I had things to contribute to Brandy’s conversation but flushed furiously whenever she touched me, which happened quite a bit. She was one of those girls who uses her hands to tells stories and loved to grab a shoulder to emphasize a point. I couldn’t help the blushing; I was a nerd at heart. That was never going to change.
“So, do you live in Washington?” Brandy asked me.
“No, my father does, I’m visiting.”
“Oh, do you go to college?”
“No, I’m a… I go to high school.” I smirked. Brandy’s mouth dropped open and she grabbed onto my forearm. Which made me blush.
“How old are you?”
“Eighteen.”
“Oh my gosh, I thought I was about to go to jail!” She fanned herself with her magazine in mock relief. I started laughing, even though I was mortified. In a good way. I put my hands at my temples and pulled the hair back, and let it hang in front of my face as it fell back. This was my new hair pat. The new haircut hadn’t really cured me.
“You’re cute.” She laughed and elbowed me.

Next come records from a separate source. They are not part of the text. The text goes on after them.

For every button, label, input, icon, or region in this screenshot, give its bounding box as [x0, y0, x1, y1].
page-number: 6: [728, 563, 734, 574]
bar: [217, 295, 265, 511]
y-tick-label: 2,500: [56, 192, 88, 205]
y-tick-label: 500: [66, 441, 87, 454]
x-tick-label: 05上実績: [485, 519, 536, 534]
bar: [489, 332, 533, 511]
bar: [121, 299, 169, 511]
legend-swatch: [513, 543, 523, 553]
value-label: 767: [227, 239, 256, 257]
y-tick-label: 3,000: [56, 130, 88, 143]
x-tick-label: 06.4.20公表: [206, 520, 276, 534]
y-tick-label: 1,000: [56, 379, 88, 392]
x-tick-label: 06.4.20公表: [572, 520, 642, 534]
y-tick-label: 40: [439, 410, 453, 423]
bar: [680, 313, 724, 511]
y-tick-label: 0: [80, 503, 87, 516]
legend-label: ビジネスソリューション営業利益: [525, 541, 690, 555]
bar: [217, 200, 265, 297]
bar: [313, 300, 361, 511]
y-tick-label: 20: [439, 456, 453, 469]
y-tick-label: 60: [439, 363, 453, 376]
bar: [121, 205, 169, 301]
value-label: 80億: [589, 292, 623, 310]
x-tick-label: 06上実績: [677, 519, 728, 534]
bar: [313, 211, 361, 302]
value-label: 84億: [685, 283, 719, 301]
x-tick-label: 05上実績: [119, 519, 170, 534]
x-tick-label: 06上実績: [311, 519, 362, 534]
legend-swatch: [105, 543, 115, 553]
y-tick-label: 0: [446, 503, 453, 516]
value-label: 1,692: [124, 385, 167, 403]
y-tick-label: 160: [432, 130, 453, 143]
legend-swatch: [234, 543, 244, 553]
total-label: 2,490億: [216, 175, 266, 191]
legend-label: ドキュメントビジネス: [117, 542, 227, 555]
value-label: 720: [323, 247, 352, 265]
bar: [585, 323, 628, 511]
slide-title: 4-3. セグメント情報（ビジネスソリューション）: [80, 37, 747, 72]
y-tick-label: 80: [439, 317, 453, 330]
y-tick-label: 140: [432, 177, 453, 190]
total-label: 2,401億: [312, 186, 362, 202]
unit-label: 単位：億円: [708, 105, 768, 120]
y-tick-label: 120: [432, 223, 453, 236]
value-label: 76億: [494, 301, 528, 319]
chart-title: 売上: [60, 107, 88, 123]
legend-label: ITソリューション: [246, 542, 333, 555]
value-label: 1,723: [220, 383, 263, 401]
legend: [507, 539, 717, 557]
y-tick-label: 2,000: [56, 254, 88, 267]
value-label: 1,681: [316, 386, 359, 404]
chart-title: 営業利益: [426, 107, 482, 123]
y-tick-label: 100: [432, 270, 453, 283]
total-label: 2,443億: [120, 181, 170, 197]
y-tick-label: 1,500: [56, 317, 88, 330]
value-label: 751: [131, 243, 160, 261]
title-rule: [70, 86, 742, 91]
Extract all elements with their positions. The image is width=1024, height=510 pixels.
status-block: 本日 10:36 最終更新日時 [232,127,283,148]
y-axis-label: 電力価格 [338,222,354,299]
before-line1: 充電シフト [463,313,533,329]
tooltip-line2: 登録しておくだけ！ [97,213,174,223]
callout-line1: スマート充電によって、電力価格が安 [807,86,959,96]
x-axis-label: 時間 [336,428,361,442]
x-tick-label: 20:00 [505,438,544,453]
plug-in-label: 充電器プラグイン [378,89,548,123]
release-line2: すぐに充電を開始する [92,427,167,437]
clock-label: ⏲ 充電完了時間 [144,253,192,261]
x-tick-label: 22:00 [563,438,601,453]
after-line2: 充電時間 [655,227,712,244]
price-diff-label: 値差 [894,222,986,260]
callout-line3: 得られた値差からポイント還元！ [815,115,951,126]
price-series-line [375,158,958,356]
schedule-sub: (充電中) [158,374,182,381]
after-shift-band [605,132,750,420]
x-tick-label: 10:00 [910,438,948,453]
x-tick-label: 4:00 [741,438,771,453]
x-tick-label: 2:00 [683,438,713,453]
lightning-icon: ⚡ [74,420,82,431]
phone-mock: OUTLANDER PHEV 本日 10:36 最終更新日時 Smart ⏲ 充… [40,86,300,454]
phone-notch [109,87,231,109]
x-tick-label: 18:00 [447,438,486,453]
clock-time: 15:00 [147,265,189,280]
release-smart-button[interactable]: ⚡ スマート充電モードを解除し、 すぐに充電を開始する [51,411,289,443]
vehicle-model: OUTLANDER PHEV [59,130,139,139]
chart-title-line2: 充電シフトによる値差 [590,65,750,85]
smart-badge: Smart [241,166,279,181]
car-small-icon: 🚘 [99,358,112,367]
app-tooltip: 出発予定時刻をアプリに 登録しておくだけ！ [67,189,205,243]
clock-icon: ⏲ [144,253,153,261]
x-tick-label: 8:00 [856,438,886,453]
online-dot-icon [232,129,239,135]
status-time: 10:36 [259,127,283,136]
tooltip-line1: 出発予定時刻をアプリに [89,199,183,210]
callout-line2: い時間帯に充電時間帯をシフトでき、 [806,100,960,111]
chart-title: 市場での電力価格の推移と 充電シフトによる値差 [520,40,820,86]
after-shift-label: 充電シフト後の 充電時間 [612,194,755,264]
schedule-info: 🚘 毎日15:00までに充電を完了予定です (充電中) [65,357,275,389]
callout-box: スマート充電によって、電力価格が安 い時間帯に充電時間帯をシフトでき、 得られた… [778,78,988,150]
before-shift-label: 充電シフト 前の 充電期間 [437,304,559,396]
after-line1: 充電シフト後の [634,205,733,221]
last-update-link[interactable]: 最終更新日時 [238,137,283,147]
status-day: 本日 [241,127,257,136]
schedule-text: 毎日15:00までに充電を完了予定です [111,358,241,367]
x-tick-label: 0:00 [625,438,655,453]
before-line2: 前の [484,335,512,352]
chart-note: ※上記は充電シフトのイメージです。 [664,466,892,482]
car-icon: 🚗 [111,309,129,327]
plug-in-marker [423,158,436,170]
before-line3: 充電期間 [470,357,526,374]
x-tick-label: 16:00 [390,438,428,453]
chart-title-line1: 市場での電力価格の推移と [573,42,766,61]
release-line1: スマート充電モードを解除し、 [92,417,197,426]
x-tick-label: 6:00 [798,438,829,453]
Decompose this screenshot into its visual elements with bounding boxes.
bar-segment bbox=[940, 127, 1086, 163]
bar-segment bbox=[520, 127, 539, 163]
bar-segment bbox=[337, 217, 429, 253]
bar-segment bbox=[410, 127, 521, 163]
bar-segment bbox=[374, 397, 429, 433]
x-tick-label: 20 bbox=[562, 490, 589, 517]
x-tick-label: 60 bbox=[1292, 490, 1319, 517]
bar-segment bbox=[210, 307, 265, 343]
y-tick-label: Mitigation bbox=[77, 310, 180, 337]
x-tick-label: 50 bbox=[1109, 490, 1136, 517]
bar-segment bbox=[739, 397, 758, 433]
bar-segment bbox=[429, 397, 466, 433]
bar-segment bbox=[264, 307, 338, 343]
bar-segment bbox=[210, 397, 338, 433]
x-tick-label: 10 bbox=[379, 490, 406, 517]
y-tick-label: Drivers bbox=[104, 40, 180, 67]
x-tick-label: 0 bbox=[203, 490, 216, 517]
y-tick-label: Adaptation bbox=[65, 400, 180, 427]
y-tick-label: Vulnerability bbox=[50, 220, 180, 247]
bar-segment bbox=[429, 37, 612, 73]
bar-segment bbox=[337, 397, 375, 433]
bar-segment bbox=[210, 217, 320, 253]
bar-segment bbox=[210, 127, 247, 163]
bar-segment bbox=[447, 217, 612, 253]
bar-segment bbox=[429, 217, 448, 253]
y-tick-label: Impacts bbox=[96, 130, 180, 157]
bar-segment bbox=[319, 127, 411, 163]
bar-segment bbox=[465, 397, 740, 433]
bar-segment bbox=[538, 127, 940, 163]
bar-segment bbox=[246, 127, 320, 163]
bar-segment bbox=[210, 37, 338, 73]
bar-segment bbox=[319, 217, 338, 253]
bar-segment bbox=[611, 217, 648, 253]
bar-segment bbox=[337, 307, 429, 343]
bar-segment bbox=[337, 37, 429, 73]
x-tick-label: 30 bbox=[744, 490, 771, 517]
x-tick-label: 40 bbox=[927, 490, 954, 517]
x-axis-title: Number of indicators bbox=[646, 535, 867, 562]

“Thanks.” I shook my head and chuckled.
“So, do you have a girlfriend?” She was trying to keep a conversation going, even after my awkward reaction to her obvious flattery.
“Um…. I used to.” I wasn’t sure how to talk about this.
“Did you recently break up?” I could tell she was trying to not look too pleased. Which was kind of funny, actually. As if Brandy a
nd I were about to start a beautiful life together and the only thing keeping us apart was my potential girlfriend. Not the hundreds or thousands of miles that probably separated us.
“About six months ago.” I felt sadness spread across my face. Brandy looked understandingly at me and smiled. She didn’t bring that up anymore and stopped teasing me about how old I was. I could see that she was making a conscious effort not to act as flirtatious. I had a glimmer of hope that maybe girls learned to control their charms as they got older. It was an encouraging thought.
We started to head through the cloud cover back toward the ground. The speaker crackled on and my heart leaped into my throat.
“Ladies and gentlemen we’ve begun our final descent. Flight attendants will be around for one final check. Please stow away all loose items, turn off all electronic devices, place your tray tables are in their upright and locked positions, and ensure your seatbelt is securely fastened. We’ll be on the ground in Arlington in twenty minutes.”
He would be there, at the airport, waiting for me. I couldn’t believe I was going to meet my birthfather in twenty minutes. My mind was racing. My feet couldn’t stop bouncing up and down. The college kid look was out the window. I was acting like a five-year-old on Christmas morning. I had a fleeting thought that Anthony was going to be disappointed when he saw me, but I shook it off as I remembered how much he had done for me already, when he never had to. After we landed Brandy reached over and hugged me.